Bonamia ostreae has a wide geographic distribution taking in sectors of both the east and west coasts of the USA, continental Europe and many parts of the English and Irish coastlines. Bonamia ostrea was first isolated in Ireland in 1987 and since then it has been isolated in a number of oyster beds around the coast. Currently, six Irish bays have been identified as being positive for Bonamia ostrea.
The only known method of natural disease transmission is oyster to oyster via the introduction of infected oysters to a previously uninfected area. It is possible to transmit Bonamiosis experimentally in the laboratory by co-habitation and also by the inoculation of the purified parasite (Culloty et al, 1990). There is currently no known treatment. In order to prevent infected stocks being mixed with healthy stock, movement of shellfish species susceptible to Bonamia from affected bays to areas that are free from the parasite is prohibited. All movements of shellfish within Ireland are strictly controlled by the Department of Communications, Energy and Natural Resources.
The Marine Institute will be working with the relevant authorities in Northern Ireland to carry out an epidemiological study to ascertain how the disease may have entered Lough Foyle.
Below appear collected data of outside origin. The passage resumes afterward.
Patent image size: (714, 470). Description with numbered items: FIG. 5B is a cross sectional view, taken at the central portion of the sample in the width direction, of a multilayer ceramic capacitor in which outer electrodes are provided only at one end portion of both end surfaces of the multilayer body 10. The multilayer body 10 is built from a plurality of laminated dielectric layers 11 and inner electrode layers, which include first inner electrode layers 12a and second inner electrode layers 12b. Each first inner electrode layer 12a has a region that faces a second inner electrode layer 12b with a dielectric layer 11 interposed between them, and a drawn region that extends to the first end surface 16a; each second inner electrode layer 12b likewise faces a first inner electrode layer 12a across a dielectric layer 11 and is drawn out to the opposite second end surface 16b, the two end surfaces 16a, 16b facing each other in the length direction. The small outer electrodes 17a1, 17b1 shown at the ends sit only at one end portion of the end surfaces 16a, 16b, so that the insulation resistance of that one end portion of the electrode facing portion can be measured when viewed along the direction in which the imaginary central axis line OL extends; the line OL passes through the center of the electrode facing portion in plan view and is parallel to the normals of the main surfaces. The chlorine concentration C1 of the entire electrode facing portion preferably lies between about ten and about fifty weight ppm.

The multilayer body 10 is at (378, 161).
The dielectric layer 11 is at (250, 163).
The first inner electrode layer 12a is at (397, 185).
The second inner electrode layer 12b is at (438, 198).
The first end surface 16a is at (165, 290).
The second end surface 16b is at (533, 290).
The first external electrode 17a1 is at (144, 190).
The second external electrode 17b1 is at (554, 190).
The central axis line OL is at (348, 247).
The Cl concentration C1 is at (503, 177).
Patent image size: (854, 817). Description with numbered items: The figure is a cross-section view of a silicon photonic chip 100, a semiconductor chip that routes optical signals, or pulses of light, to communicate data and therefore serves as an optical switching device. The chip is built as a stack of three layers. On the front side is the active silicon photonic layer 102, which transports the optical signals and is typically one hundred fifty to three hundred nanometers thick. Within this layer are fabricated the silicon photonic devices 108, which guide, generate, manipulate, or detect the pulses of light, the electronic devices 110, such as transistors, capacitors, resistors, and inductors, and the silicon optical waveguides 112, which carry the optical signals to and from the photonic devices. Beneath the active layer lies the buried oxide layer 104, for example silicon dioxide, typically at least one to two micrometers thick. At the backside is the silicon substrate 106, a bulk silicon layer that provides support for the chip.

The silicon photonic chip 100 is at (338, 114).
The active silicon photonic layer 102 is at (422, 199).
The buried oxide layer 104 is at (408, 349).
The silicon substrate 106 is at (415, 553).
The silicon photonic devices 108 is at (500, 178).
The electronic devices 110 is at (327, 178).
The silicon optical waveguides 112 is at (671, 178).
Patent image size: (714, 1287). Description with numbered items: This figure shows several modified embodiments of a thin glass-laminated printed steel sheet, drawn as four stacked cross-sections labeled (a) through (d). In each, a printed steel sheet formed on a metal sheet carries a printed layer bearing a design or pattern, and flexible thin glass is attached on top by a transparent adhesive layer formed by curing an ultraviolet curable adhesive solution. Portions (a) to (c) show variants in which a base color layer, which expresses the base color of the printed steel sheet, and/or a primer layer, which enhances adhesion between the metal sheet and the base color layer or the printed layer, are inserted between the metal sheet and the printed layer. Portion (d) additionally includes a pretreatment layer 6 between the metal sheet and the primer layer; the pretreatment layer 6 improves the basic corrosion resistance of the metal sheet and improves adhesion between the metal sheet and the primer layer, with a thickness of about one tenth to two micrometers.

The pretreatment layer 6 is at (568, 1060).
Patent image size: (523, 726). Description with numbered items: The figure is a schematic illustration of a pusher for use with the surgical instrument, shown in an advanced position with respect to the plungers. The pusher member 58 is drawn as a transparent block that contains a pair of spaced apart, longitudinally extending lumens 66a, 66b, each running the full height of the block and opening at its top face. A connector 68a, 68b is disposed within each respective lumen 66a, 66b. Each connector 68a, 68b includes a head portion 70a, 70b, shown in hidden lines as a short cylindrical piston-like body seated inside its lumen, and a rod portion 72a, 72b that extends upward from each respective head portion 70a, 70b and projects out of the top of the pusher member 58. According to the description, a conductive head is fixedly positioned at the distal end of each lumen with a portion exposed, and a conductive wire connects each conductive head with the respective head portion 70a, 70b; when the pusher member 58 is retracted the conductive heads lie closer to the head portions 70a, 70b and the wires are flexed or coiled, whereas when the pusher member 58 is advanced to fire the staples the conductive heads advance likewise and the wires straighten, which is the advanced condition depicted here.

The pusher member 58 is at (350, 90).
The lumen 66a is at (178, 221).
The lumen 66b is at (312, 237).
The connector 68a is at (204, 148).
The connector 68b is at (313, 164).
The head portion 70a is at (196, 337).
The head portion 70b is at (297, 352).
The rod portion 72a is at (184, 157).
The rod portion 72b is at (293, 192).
For further info. contact: Dr. John Joyce – Communications Manager – 087 2250871
- There are 47 known wild beds of native oysters around the coast of Ireland although not all of them are commercially exploited.
- Bonamia gives very few warning signs. Often the disease has run its course before it is detected.
- The disease is detected by microscopy/histological analysis. Sampling and testing for the Bonamia Ostrea is carried out, as outlined in Commission Decision 94/306/EC. At least 30 O.edulis or flat oysters are sampled by the Marine Institute from each growing area in Ireland twice per year, first in spring and again in autumn.